A Sense of Place on Amelia Island
Every once in a while in the culinary world there exists a relationship between a chef and a location that bring out the best in both, a synergistic relationship, where each is enhanced by the other’s presence. The chef recognizes the innate qualities of the place, appreciates the characteristics that make the setting unique and strives to spotlight a one-of-a-kind destination. Likewise the location provides the ingredients, the tools and the opportunity for the chef to create a remarkable experience for visiting guests.
Such is the case at the Omni Amelia Island Plantation Resort, where Chef Daven Wardynski oversees the culinary program, including ten restaurants and lounges as well as all the catering and in-room dining services. The lush natural setting of the barrier island is a powerful attraction for guests; what makes any visit there more memorable is how the dining experiences are imbued with a sense of place. Through the use of ingredients both locally sourced and grown on the property, the chef creates a connection between the food and the guests. “By drawing on the beauty of the island and making it a focal point, we can also show that food has soul - then people respect it more. We can't take what we have here for granted,” says Chef Wardynski.
The resort’s annual Fish to Fork culinary weekend each May is one of many events at the Omni that provides the perfect stage for Chef Wardynski to showcase homegrown ingredients and the local catch brought in from the sea. From the opening night Low Country Boil to the the final Chef showdown, Wardynski offers ample opportunity for guests to appreciate the level of commitment he and his team have made to sourcing locally whenever possible.
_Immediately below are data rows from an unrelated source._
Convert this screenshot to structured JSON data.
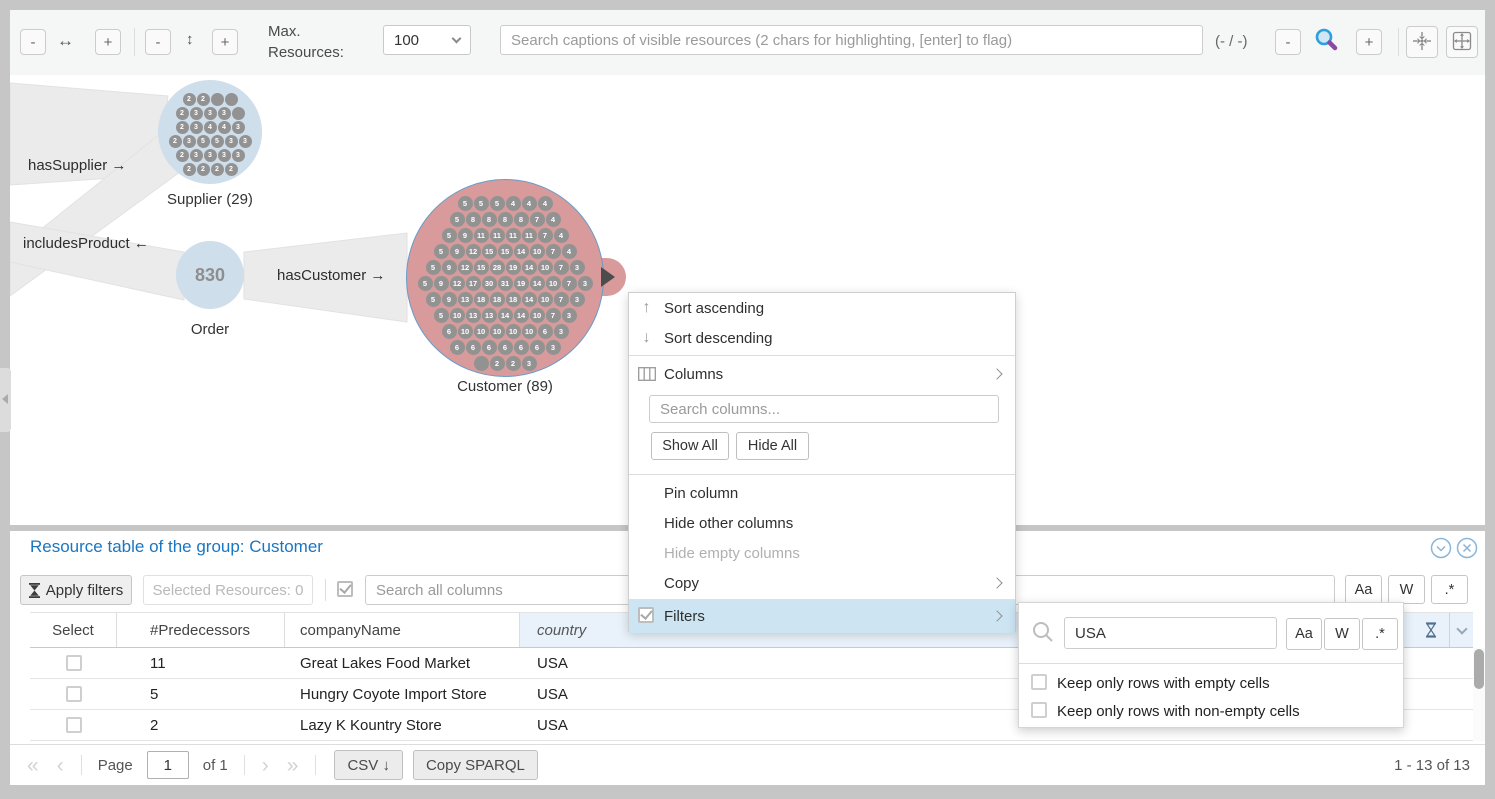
{
  "toolbar": {
    "zoom_out": "-",
    "zoom_in": "+",
    "h_arrow": "↔",
    "v_arrow": "↕",
    "max_resources_label_1": "Max.",
    "max_resources_label_2": "Resources:",
    "max_resources_value": "100",
    "search_placeholder": "Search captions of visible resources (2 chars for highlighting, [enter] to flag)",
    "match_counter": "(- / -)"
  },
  "graph": {
    "supplier": {
      "label": "Supplier (29)",
      "dots": [
        [
          "2",
          "2",
          "",
          ""
        ],
        [
          "2",
          "3",
          "3",
          "3",
          ""
        ],
        [
          "2",
          "3",
          "4",
          "4",
          "3"
        ],
        [
          "2",
          "3",
          "5",
          "5",
          "3",
          "3"
        ],
        [
          "2",
          "3",
          "3",
          "3",
          "3"
        ],
        [
          "2",
          "2",
          "2",
          "2"
        ]
      ]
    },
    "order": {
      "label": "Order",
      "value": "830"
    },
    "customer": {
      "label": "Customer (89)",
      "dots": [
        [
          "5",
          "5",
          "5",
          "4",
          "4",
          "4"
        ],
        [
          "5",
          "8",
          "8",
          "8",
          "8",
          "7",
          "4"
        ],
        [
          "5",
          "9",
          "11",
          "11",
          "11",
          "11",
          "7",
          "4"
        ],
        [
          "5",
          "9",
          "12",
          "15",
          "15",
          "14",
          "10",
          "7",
          "4"
        ],
        [
          "5",
          "9",
          "12",
          "15",
          "28",
          "19",
          "14",
          "10",
          "7",
          "3"
        ],
        [
          "5",
          "9",
          "12",
          "17",
          "30",
          "31",
          "19",
          "14",
          "10",
          "7",
          "3"
        ],
        [
          "5",
          "9",
          "13",
          "18",
          "18",
          "18",
          "14",
          "10",
          "7",
          "3"
        ],
        [
          "5",
          "10",
          "13",
          "13",
          "14",
          "14",
          "10",
          "7",
          "3"
        ],
        [
          "6",
          "10",
          "10",
          "10",
          "10",
          "10",
          "6",
          "3"
        ],
        [
          "6",
          "6",
          "6",
          "6",
          "6",
          "6",
          "3"
        ],
        [
          "",
          "2",
          "2",
          "3"
        ]
      ]
    },
    "edge_labels": {
      "has_supplier": "hasSupplier →",
      "includes_product": "includesProduct ←",
      "has_customer": "hasCustomer →"
    }
  },
  "context_menu": {
    "sort_ascending": "Sort ascending",
    "sort_descending": "Sort descending",
    "sort_asc_icon": "↑",
    "sort_desc_icon": "↓",
    "columns": "Columns",
    "search_columns_placeholder": "Search columns...",
    "show_all": "Show All",
    "hide_all": "Hide All",
    "pin_column": "Pin column",
    "hide_other_columns": "Hide other columns",
    "hide_empty_columns": "Hide empty columns",
    "copy": "Copy",
    "filters": "Filters"
  },
  "filter_popup": {
    "search_value": "USA",
    "keep_empty": "Keep only rows with empty cells",
    "keep_non_empty": "Keep only rows with non-empty cells"
  },
  "regex_buttons": {
    "case_sensitive": "Aa",
    "whole_word": "W",
    "regex": ".*"
  },
  "table": {
    "title": "Resource table of the group: Customer",
    "apply_filters": "Apply filters",
    "selected_resources": "Selected Resources: 0",
    "search_placeholder": "Search all columns",
    "columns": {
      "select": "Select",
      "predecessors": "#Predecessors",
      "company": "companyName",
      "country": "country"
    },
    "rows": [
      {
        "predecessors": "11",
        "company": "Great Lakes Food Market",
        "country": "USA"
      },
      {
        "predecessors": "5",
        "company": "Hungry Coyote Import Store",
        "country": "USA"
      },
      {
        "predecessors": "2",
        "company": "Lazy K Kountry Store",
        "country": "USA"
      }
    ]
  },
  "pagination": {
    "first": "«",
    "prev": "‹",
    "page_label": "Page",
    "page_value": "1",
    "of_label": "of 1",
    "next": "›",
    "last": "»",
    "csv": "CSV ↓",
    "copy_sparql": "Copy SPARQL",
    "range": "1 - 13 of 13"
  },
  "colors": {
    "node_blue": "#cfdeeb",
    "node_pink": "#d89a9b",
    "node_border_blue": "#699bc8",
    "accent_blue": "#1b76c0",
    "menu_highlight": "#cde4f3",
    "header_highlight": "#e9f2fb",
    "edge_gray": "#ebebeb",
    "dot_gray": "#929292"
  }
}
Attend any lunch or dinner at The Sprouting Project and attendees will see, touch and taste the fruits of the chef's labors, as he explains the various phases of their evolving edible enterprise at the resort. What began as a garden to grow ingredients for the property's kitchens has expanded into aquaponics, beehives and even barrel-aged vinegars and honeys.
Born in the Midwest, Chef Wardynski has learned through trial and error what season is suitable to grow vegetables, herbs and fruit on Amelia Island, as the planting and harvesting season in Florida differs greatly from the farm life of his childhood in Wisconsin. That does not discourage him however. "It's important to me to use local products and grow some of the resort's food. I have two reasons why I invest so much time into these projects," says the chef. The emotional connection to this undertaking is evident, as Wardynski takes a long pause to compose himself. "My two little girls. I want to show them where food comes from so they appreciate the hard work involved when you eat what's in season."